Explainable Machine Learning in Deployment (1909.06342v4)

Abstract: Explainable machine learning offers the potential to provide stakeholders with insights into model behavior by using various methods such as feature importance scores, counterfactual explanations, or influential training data. Yet there is little understanding of how organizations use these methods in practice. This study explores how organizations view and use explainability for stakeholder consumption. We find that, currently, the majority of deployments are not for end users affected by the model but rather for machine learning engineers, who use explainability to debug the model itself. There is thus a gap between explainability in practice and the goal of transparency, since explanations primarily serve internal stakeholders rather than external ones. Our study synthesizes the limitations of current explainability techniques that hamper their use for end users. To facilitate end user interaction, we develop a framework for establishing clear goals for explainability. We end by discussing concerns raised regarding explainability.

Explainable Machine Learning in Deployment: An Overview

The paper "Explainable Machine Learning in Deployment" by Bhatt et al. provides an in-depth exploration of the practical deployment of explainable ML techniques in various organizational contexts. It aims to bridge the gap between explainability methodologies developed in academic settings and their real-world applications. The research focuses on understanding how explainability is viewed and utilized by organizations, particularly emphasizing the difference between internal and external stakeholders.
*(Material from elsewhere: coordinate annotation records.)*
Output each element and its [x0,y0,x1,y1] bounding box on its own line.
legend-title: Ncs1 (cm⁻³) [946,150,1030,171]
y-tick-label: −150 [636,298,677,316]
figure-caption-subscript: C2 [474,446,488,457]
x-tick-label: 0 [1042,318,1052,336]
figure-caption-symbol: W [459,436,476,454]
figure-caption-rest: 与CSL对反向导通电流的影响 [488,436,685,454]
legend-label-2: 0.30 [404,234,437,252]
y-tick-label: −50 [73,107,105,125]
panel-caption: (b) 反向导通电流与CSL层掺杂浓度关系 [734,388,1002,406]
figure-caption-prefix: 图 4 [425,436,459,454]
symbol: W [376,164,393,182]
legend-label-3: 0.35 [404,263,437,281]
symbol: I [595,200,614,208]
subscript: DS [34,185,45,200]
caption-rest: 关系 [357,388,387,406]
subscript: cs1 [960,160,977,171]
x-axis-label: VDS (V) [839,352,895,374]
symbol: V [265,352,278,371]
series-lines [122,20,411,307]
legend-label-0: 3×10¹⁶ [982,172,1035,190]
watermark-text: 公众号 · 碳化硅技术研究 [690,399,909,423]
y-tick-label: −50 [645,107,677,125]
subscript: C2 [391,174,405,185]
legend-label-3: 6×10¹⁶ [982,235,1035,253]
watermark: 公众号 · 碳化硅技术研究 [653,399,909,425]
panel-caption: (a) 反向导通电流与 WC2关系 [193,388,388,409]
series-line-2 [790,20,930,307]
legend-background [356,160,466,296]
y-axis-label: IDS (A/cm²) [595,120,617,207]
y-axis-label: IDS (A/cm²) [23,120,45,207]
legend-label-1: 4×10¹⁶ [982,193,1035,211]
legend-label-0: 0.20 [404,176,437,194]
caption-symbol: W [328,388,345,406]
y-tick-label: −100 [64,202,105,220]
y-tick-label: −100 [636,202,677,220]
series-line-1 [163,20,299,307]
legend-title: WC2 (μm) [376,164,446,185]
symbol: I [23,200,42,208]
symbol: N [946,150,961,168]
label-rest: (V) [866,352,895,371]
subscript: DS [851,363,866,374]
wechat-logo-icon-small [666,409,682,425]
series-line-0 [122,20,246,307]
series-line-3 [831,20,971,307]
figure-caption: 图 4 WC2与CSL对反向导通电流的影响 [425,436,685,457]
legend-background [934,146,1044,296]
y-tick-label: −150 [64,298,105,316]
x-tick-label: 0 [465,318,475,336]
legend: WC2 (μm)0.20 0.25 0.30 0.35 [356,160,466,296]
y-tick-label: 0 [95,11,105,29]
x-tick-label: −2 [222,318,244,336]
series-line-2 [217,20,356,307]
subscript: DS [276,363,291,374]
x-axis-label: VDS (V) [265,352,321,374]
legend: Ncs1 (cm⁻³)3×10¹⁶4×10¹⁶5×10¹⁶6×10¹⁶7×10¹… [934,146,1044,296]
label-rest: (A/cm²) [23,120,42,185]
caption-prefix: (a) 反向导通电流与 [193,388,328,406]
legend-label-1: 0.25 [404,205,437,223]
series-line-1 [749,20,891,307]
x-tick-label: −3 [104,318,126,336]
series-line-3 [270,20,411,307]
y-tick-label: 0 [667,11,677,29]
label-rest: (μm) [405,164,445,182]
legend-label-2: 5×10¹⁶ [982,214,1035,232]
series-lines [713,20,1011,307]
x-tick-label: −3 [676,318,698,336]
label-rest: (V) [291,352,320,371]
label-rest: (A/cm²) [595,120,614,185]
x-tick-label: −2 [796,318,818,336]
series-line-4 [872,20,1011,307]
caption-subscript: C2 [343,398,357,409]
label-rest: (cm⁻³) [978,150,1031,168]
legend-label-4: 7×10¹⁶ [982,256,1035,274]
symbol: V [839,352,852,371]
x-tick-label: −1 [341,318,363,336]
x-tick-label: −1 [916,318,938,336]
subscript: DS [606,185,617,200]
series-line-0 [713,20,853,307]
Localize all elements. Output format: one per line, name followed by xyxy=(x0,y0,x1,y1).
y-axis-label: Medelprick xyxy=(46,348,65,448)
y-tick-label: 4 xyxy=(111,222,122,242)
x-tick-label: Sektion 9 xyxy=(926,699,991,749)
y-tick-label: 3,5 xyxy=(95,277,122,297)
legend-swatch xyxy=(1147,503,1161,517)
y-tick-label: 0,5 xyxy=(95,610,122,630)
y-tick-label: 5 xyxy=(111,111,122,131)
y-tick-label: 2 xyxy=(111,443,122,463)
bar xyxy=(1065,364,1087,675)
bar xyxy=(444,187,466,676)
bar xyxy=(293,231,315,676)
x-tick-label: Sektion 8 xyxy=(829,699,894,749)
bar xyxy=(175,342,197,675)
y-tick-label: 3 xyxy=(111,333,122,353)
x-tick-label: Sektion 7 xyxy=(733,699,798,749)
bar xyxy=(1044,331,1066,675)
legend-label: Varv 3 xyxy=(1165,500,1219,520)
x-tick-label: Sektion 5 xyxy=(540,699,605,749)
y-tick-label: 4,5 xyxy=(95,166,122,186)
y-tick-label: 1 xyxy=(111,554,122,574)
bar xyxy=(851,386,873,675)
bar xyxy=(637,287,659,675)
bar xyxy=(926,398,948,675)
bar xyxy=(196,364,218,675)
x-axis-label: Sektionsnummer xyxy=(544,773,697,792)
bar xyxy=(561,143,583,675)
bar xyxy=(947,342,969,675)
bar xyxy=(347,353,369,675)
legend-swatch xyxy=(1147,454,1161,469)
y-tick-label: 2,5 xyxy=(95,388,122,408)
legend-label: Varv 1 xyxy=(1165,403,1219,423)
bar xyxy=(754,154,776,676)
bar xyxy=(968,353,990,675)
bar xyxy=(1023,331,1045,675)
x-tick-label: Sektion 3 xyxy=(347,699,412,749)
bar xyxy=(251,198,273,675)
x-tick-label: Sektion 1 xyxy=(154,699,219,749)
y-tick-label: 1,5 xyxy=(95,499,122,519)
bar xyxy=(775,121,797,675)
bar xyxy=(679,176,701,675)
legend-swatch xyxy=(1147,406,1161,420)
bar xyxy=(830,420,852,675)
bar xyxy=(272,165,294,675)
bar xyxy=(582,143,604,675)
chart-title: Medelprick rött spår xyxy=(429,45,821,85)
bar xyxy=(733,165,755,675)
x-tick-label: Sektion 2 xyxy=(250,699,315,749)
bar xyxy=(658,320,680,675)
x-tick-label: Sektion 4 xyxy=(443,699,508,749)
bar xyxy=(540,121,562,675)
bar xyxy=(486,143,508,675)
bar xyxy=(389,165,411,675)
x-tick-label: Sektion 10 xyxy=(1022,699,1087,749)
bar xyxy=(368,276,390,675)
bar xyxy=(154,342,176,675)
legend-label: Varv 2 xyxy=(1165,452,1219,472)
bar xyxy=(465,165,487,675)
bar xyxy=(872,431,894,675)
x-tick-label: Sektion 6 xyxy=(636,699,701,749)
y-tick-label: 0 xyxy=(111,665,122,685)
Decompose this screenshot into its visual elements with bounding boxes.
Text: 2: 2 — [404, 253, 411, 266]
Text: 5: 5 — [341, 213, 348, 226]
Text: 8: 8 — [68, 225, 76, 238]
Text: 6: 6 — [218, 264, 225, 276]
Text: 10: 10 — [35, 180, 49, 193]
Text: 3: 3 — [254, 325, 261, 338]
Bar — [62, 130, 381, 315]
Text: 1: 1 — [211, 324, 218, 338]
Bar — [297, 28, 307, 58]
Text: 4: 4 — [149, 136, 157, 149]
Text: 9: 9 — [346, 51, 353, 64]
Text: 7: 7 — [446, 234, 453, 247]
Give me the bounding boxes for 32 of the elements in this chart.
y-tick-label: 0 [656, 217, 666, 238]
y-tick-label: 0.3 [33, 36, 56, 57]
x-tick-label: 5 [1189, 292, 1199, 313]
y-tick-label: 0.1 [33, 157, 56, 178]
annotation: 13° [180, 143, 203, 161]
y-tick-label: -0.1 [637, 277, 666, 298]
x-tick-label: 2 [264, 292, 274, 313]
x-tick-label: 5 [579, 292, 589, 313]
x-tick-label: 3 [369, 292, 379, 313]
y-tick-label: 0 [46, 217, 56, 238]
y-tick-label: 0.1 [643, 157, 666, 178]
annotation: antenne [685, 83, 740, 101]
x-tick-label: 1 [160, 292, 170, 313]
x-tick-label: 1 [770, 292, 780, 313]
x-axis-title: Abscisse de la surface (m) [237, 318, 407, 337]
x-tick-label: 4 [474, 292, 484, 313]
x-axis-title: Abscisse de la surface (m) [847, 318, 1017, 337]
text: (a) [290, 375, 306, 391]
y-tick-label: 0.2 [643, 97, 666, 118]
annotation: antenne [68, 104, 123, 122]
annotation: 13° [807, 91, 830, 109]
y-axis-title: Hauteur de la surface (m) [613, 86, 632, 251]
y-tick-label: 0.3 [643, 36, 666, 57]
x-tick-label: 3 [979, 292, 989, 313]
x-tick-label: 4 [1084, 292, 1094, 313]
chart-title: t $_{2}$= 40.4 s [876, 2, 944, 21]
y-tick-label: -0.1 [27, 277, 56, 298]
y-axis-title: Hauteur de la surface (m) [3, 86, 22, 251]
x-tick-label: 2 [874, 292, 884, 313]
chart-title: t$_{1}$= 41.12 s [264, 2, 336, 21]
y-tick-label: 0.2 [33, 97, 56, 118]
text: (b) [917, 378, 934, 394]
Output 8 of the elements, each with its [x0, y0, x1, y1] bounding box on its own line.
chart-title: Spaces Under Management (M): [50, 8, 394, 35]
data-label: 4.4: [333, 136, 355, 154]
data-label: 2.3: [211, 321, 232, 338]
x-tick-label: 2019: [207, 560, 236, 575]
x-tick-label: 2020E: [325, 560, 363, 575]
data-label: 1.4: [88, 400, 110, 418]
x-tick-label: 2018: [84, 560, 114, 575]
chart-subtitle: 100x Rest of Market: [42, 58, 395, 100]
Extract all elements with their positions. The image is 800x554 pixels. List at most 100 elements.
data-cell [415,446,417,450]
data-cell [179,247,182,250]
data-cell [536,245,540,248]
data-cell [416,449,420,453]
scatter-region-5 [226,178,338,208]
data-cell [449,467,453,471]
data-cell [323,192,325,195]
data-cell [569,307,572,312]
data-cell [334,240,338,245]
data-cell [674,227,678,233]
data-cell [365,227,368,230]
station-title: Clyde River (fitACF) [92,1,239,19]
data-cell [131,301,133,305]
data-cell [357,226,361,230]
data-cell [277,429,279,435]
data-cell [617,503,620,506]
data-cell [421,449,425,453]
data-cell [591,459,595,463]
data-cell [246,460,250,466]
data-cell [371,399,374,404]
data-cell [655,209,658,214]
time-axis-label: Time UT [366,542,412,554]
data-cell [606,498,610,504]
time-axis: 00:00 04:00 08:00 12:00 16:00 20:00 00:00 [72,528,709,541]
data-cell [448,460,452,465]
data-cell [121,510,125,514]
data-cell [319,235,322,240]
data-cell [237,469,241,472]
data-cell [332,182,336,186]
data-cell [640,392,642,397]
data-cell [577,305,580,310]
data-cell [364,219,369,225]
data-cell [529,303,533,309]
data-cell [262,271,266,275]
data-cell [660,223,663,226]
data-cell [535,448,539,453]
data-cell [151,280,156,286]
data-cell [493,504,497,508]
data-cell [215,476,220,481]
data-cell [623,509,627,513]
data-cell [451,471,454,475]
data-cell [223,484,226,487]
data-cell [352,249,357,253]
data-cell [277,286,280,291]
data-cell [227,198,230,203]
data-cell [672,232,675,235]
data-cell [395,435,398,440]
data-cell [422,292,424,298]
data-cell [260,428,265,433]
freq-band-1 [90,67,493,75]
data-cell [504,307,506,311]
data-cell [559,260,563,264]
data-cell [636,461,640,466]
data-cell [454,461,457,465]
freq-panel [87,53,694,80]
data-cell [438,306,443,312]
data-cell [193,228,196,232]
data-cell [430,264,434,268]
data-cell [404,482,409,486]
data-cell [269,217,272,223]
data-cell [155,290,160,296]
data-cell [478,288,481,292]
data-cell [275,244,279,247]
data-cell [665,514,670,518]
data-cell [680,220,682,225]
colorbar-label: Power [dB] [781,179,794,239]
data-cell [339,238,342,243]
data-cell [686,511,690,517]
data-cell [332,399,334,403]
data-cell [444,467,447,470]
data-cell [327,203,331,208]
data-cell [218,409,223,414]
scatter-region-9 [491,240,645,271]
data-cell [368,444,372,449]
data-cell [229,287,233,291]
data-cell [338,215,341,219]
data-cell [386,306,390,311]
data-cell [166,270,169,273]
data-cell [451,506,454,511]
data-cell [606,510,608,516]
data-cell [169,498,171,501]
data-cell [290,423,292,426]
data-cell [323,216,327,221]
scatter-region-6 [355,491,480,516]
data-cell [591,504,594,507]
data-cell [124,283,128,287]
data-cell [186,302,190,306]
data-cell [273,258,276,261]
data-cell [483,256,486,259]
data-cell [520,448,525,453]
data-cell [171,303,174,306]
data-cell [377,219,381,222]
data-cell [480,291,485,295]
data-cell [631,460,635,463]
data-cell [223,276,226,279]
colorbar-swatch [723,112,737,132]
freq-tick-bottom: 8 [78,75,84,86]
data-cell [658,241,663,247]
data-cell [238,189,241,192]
Key Findings and Techniques

The paper's primary focus is on local explainability methods, highlighting their practical deployment across different industries. It identifies a pronounced gap between the theoretical promise of explainability and its actual application, which tends to cater more to internal stakeholders, like ML engineers, rather than external end users. The paper identifies several key methodologies, each with specific insights:

1. Feature Importance: This is the most commonly deployed explainability technique. It often uses Shapley values to provide insights into the significance of individual features in the prediction process. The authors note that while this technique is widely used to sanity-check model outputs, it rarely serves to explain predictions to end users.
2. Counterfactual Explanations: These explanations help understand model outputs by identifying minimal changes to input data that would change the model's prediction. The paper identifies these as potential tools for providing recourse, although practical deployment faces challenges due to computational constraints and the need for plausibility.
3. Adversarial Training: This method improves model robustness and explainability by focusing on features that are consistent across adversarial examples. The paper remarks on the surprising correlation between robustness and interpretability, offering insights into improving ML model reliability.
4. Influential Samples: Techniques like influence functions attempt to identify which training data points most affect a given prediction. Despite theoretical interest, practical deployment is limited due to computational and interpretational challenges, particularly in handling outliers.

Methodology

The paper synthesizes insights from approximately fifty interviews with stakeholders from around thirty organizations, including both non-profit and for-profit entities. It categorizes stakeholders into several groups – executives, ML engineers, end users, and other stakeholders – to dissect their specific needs and engagements with explainability.

Implications and Recommendations

The paper suggests that many organizations still rely heavily on domain experts to filter and validate explanations, indicating a mismatch between technical capabilities and practical needs. It stresses the importance of setting clear goals for explainability, recommending a structured framework to establish stakeholder-specific desiderata.

Furthermore, the paper raises concerns about explainability, such as privacy issues, the challenge of ensuring causal rather than correlative explanations, and the dual-use nature of improved model understanding, which can also empower malicious applications.

Future Directions

The research highlights several avenues for future work, emphasizing the need for:

1. Causal Explanations: Developing methods that provide causal insights as opposed to merely correlative ones.
2. Scalable Solutions: Addressing computational inefficiencies to enable real-time explainability.
3. Framework Development: Creating frameworks that align explanation techniques with specific organizational goals and contexts.
4. Regulatory and Ethical Considerations: Navigating the evolving legal landscape regarding explainability mandates.

This paper provides a comprehensive view that not only documents current practices but also stimulates further research and technological advancements in the field of explainable AI.